Giuliano Ferrara non ha avuto certo torto nell’accendere una dura querelle attorno alle vignette anti-israeliane pubblicate dal Fatto Quotidiano. Fino ad oggi, obiettivamente, non era mai accaduto nulla del genere sui media italiani, certamente non contro Israele o gli israeliti (l’Europa si era d’altronde mobilitata contro la sanguinosa reazione terroristica alle vignette anti-islamiche di Charlie Hebdo). Non appare nel torto, tuttavia, neppure il direttore del Fatto, Marco Travaglio, quando replica a muso duro al fondatore del Foglio che è inutile fingere di non capire, prendendosela con una vignetta e “negandola” tout court. È inaccettabile anzitutto per un giornalista, annalista del giorno per giorno. Del 7 ottobre 2023 e – fra pochi giorni – del suo primo anniversario.
Caso ha voluto che proprio ieri mattina il principe dei columnists del New York Times (Thomas Friedman, israelita come la famiglia Sulzberger, storica editrice della testata), abbia pubblicato una lunga opinione dal titolo “Perché tutto si sta avvitando per Israele”. Le ultime parole giungono a paventare la fine del Paese e l’inizio di una nuova diaspora: non più provocata da un impero invasore, ma dal degrado interno dell’economia e della democrazia israeliane, tali da costringere via via “le persone di talento” ad andarsene.

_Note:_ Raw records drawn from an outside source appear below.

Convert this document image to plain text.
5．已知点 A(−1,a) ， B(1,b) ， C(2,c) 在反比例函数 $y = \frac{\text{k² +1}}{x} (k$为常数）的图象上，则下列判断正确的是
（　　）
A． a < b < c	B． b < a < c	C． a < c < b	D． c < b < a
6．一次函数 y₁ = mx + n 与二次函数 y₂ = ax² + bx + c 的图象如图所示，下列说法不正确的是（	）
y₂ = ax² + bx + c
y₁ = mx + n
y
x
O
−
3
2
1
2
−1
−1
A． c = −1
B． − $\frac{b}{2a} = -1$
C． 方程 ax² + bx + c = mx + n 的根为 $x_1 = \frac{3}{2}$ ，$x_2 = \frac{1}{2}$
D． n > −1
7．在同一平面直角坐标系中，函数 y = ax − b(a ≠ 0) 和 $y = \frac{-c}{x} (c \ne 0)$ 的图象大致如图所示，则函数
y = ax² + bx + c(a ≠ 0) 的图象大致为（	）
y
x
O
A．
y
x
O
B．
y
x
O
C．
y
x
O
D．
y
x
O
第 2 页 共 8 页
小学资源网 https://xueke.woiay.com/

Sarebbe un atroce contrappasso per il Ritorno dopo la Shoah, la certificazione del fallimento storico dello Stato di Israele, fondato 76 anni fa e finora sempre difeso con successo nel suo indubbio cammino di progresso.
“Israele non può pensare di condurre oggi una guerra di attrito – annota preoccupato Friedman – senza molte risorse da parte degli Usa e degli alleati occidentali; senza molti alleati arabi ed europei, e – forse soprattutto – senza una piena legittimazione”. Visto da New York, non è certo un’osservazione banale quella riguardante lo stato dell’opinione pubblica europea sulla crisi mediorientale. Non lo è quando – per l’appunto – un quotidiano italiano si sente infine autorizzato (dagli eventi e dal clima d’opinione) a pubblicare vignette satiriche che spingono la critica al “sionismo” fino ai confini dell’antisemitismo: ciò che ovunque è ormai considerato un reato, di fatto e spesso di diritto.
Su questo sfondo la senatrice Liliana Segre – testimone della Shoah – ha voluto interrompere un silenzio prolungato per ribadire la sua angoscia “per tutti i bambini vittime della guerra”. Lo aveva già affermato alla vigilia dell’ultima Giornata della Memoria (e in parte in un’intervista allo stesso New York Times) mettendo a distanza le diverse “responsabilità” del governo di Gerusalemme. Certamente la sua preoccupazione era – fin da allora, prima dell’inizio delle proteste studentesche anti-israeliane anche in Italia – che le celebrazioni della prossima Giornata della Memoria siano a rischio, e che il valore assoluto della Shoah – come monito perpetuo contro l’odio, a cominciare da quello antisemita – venga offuscato dal fumo delle guerre che da un anno circondano Israele.
Quel fumo – denso e spesso tossico – ha raggiunto anche le pagine di un quotidiano italiano. Resta il fatto che non è lanciando fatwe contro il fumo che si spengono gli incendi. Sui teatri di guerra e nelle opinioni pubbliche.